Following on this from this first post, Mr Quinn then goes on to detail another example of USPTO dysfunctionalism that he received in an email after writing his original blog. This is followed by a piece which focuses on what he considers to be a junk patent that has issued (in contrast to some more legitimate applications that have not been granted) and another one which suggests that the time may have come to rework the US patent system completely to allow for both petty patents and a higher-level examined patent right that retains a presumption of validity.
“With the ever growing backlog and examiners refusing to issue patents in certain groups it is time for action and we need to put on the table in a serious way the privatizing of the Patent Office. Clearly the federal government does not have the ability, resources and knowledge to handle innovation and something radical needs to be done before this starts affecting our economy,” Mr Quinn writes.

When Joff wrote: "It is also a fantastic get-out for the office itself, which can say its critics are nothing more than serial moaners who have lost a relatively easy life and never back up their complaints with facts," IPBiz thought of the wildly exaggerated patent grant rate numbers of Quillen and Webster, which were never backed up by facts.

The same could be said about "irresponsible scaremongering" in the text: To do otherwise is irresponsible scaremongering that harms everyone who has a stake in the ongoing development of the US patent system and plays straight into the hands of those who would like to see it reined in.

****Separately, on IAM -->

However one big difference between the dotcom gold rush and the present green-tech boom is that in the latter you are not going to get by without doing meaningful R&D. The internet companies of the late 1990s could talk a great game, but did not have anything much more than dreams underpinning their plans; green-tech businesses have no option but to produce something palpable, something that people can hold on to.

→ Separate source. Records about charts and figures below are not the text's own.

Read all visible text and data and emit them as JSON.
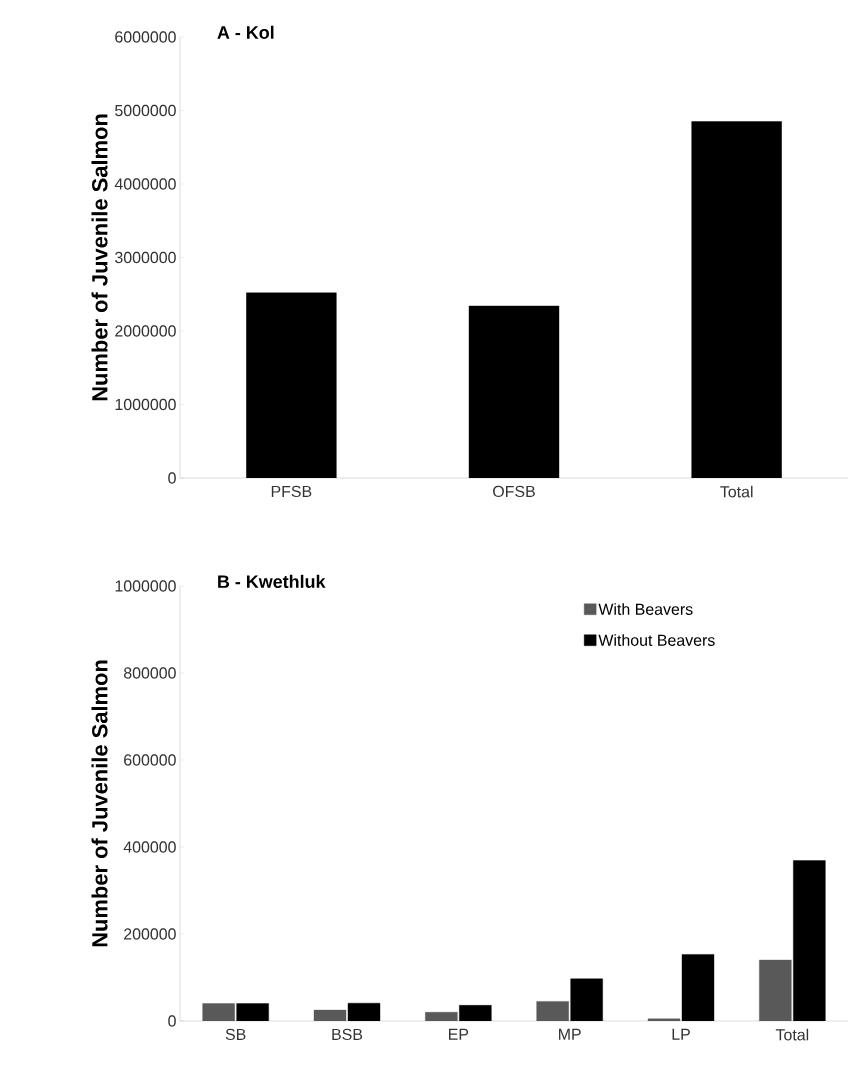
{
  "chart_data": [
    {
      "type": "bar",
      "title": "A - Kol",
      "ylabel": "Number of Juvenile Salmon",
      "categories": [
        "PFSB",
        "OFSB",
        "Total"
      ],
      "series": [
        {
          "color": "#000000",
          "values": [
            2520000,
            2340000,
            4850000
          ]
        }
      ],
      "ylim": [
        0,
        6000000
      ],
      "yticks": [
        0,
        1000000,
        2000000,
        3000000,
        4000000,
        5000000,
        6000000
      ],
      "grid": false,
      "legend": false
    },
    {
      "type": "bar",
      "title": "B - Kwethluk",
      "ylabel": "Number of Juvenile Salmon",
      "categories": [
        "SB",
        "BSB",
        "EP",
        "MP",
        "LP",
        "Total"
      ],
      "series": [
        {
          "name": "With Beavers",
          "color": "#595959",
          "values": [
            40000,
            25000,
            20000,
            45000,
            5000,
            140000
          ]
        },
        {
          "name": "Without Beavers",
          "color": "#000000",
          "values": [
            40000,
            41000,
            36000,
            97000,
            153000,
            369000
          ]
        }
      ],
      "ylim": [
        0,
        1000000
      ],
      "yticks": [
        0,
        200000,
        400000,
        600000,
        800000,
        1000000
      ],
      "grid": false,
      "legend": "top right"
    }
  ]
}
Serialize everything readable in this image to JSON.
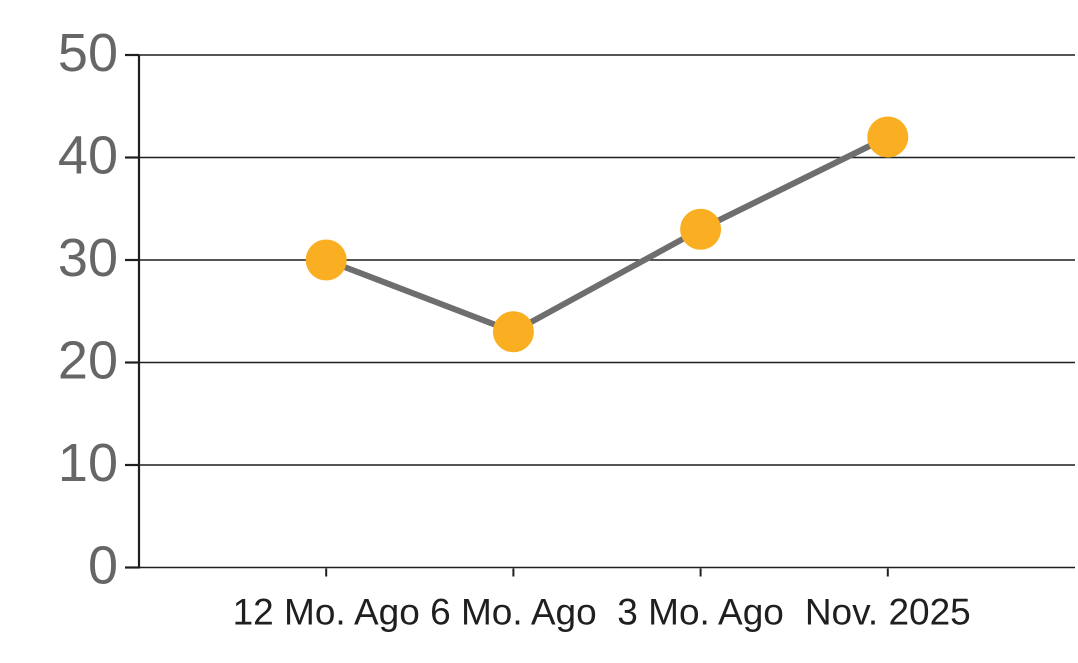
{
  "chart_data": {
    "type": "line",
    "categories": [
      "12 Mo. Ago",
      "6 Mo. Ago",
      "3 Mo. Ago",
      "Nov. 2025"
    ],
    "values": [
      30,
      23,
      33,
      42
    ],
    "title": "",
    "xlabel": "",
    "ylabel": "",
    "ylim": [
      0,
      50
    ],
    "yticks": [
      0,
      10,
      20,
      30,
      40,
      50
    ],
    "ytick_labels": [
      "0",
      "10",
      "20",
      "30",
      "40",
      "50"
    ],
    "grid": true,
    "legend_position": "none",
    "colors": {
      "marker": "#FAAF23",
      "line": "#6E6E6E",
      "gridline": "#1F1F1F",
      "axis": "#1F1F1F",
      "ytick_label": "#666666",
      "xtick_label": "#1F1F1F",
      "background": "#FFFFFF"
    }
  }
}
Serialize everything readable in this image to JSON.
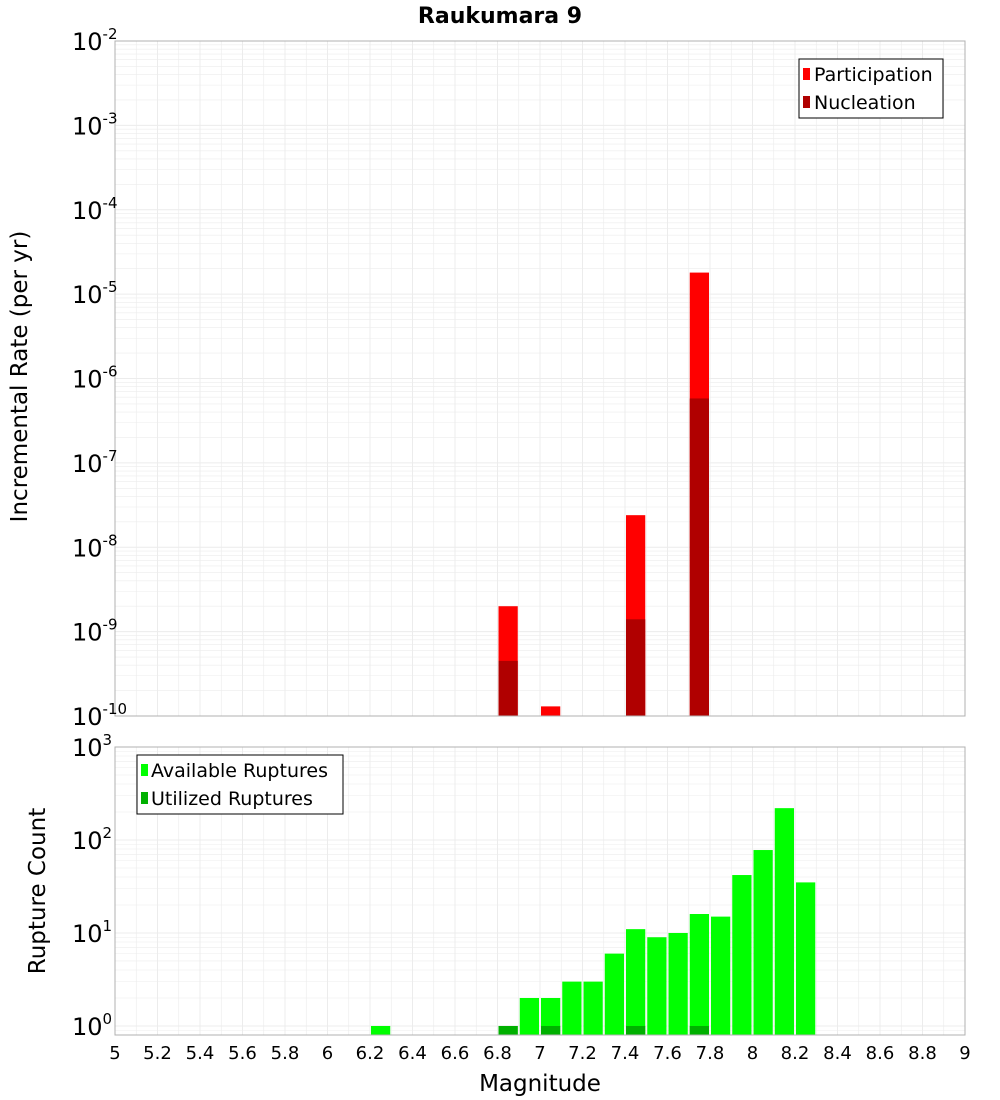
{
  "title": "Raukumara 9",
  "xlabel": "Magnitude",
  "x_ticks": [
    "5",
    "5.2",
    "5.4",
    "5.6",
    "5.8",
    "6",
    "6.2",
    "6.4",
    "6.6",
    "6.8",
    "7",
    "7.2",
    "7.4",
    "7.6",
    "7.8",
    "8",
    "8.2",
    "8.4",
    "8.6",
    "8.8",
    "9"
  ],
  "colors": {
    "participation": "#ff0000",
    "nucleation": "#b00000",
    "available": "#00ff00",
    "utilized": "#00b000",
    "grid": "#ececec",
    "frame": "#b0b0b0"
  },
  "chart_data": [
    {
      "type": "bar",
      "ylabel": "Incremental Rate (per yr)",
      "yscale": "log",
      "ylim": [
        1e-10,
        0.01
      ],
      "y_ticks": [
        {
          "base": "10",
          "exp": "-2"
        },
        {
          "base": "10",
          "exp": "-3"
        },
        {
          "base": "10",
          "exp": "-4"
        },
        {
          "base": "10",
          "exp": "-5"
        },
        {
          "base": "10",
          "exp": "-6"
        },
        {
          "base": "10",
          "exp": "-7"
        },
        {
          "base": "10",
          "exp": "-8"
        },
        {
          "base": "10",
          "exp": "-9"
        },
        {
          "base": "10",
          "exp": "-10"
        }
      ],
      "xlim": [
        5,
        9
      ],
      "bin_width": 0.1,
      "legend": {
        "position": "top-right",
        "entries": [
          "Participation",
          "Nucleation"
        ]
      },
      "series": [
        {
          "name": "Participation",
          "x": [
            6.85,
            7.05,
            7.45,
            7.75
          ],
          "values": [
            2e-09,
            1.3e-10,
            2.4e-08,
            1.8e-05
          ]
        },
        {
          "name": "Nucleation",
          "x": [
            6.85,
            7.45,
            7.75
          ],
          "values": [
            4.5e-10,
            1.4e-09,
            5.8e-07
          ]
        }
      ]
    },
    {
      "type": "bar",
      "ylabel": "Rupture Count",
      "yscale": "log",
      "ylim": [
        0.8,
        1000
      ],
      "y_ticks": [
        {
          "base": "10",
          "exp": "3"
        },
        {
          "base": "10",
          "exp": "2"
        },
        {
          "base": "10",
          "exp": "1"
        },
        {
          "base": "10",
          "exp": "0"
        }
      ],
      "xlim": [
        5,
        9
      ],
      "bin_width": 0.1,
      "legend": {
        "position": "top-left",
        "entries": [
          "Available Ruptures",
          "Utilized Ruptures"
        ]
      },
      "series": [
        {
          "name": "Available Ruptures",
          "x": [
            6.25,
            6.85,
            6.95,
            7.05,
            7.15,
            7.25,
            7.35,
            7.45,
            7.55,
            7.65,
            7.75,
            7.85,
            7.95,
            8.05,
            8.15,
            8.25
          ],
          "values": [
            1,
            1,
            2,
            2,
            3,
            3,
            6,
            11,
            9,
            10,
            16,
            15,
            42,
            78,
            220,
            35
          ]
        },
        {
          "name": "Utilized Ruptures",
          "x": [
            6.85,
            7.05,
            7.45,
            7.75
          ],
          "values": [
            1,
            1,
            1,
            1
          ]
        }
      ]
    }
  ]
}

Among the items that these companies can put in front of potential investors is patents. And it looks like these are becoming very important. In an article originally published by Dow Jones newsletters, we are told that green-tech litigation is now beginning to rear its head. "I think we're really starting to see just the beginning of it," the report quotes Morrison & Forrester LLP attorney Eric Walters as saying. "There have been cases across the board of different clean technologies' trade-secret litigations and patent litigations filed in the last year or two." Of course, when companies start slugging it out over patents, you can be sure that they feel something very valuable is at stake. Investors may not like the expense and the worry a court case produces, but it is a confirmation of sorts that they might have put their money in the right place. And if their side wins, well it can be very exciting news indeed.

IPBiz notes that it is not clear that a patent application on Coskata's bioreactor has published. And then there is the "burning water" of Kanzius. Talking a great game can still be a winner; Kanzius certainly fooled Lesley Stahl and viewers of "60 Minutes."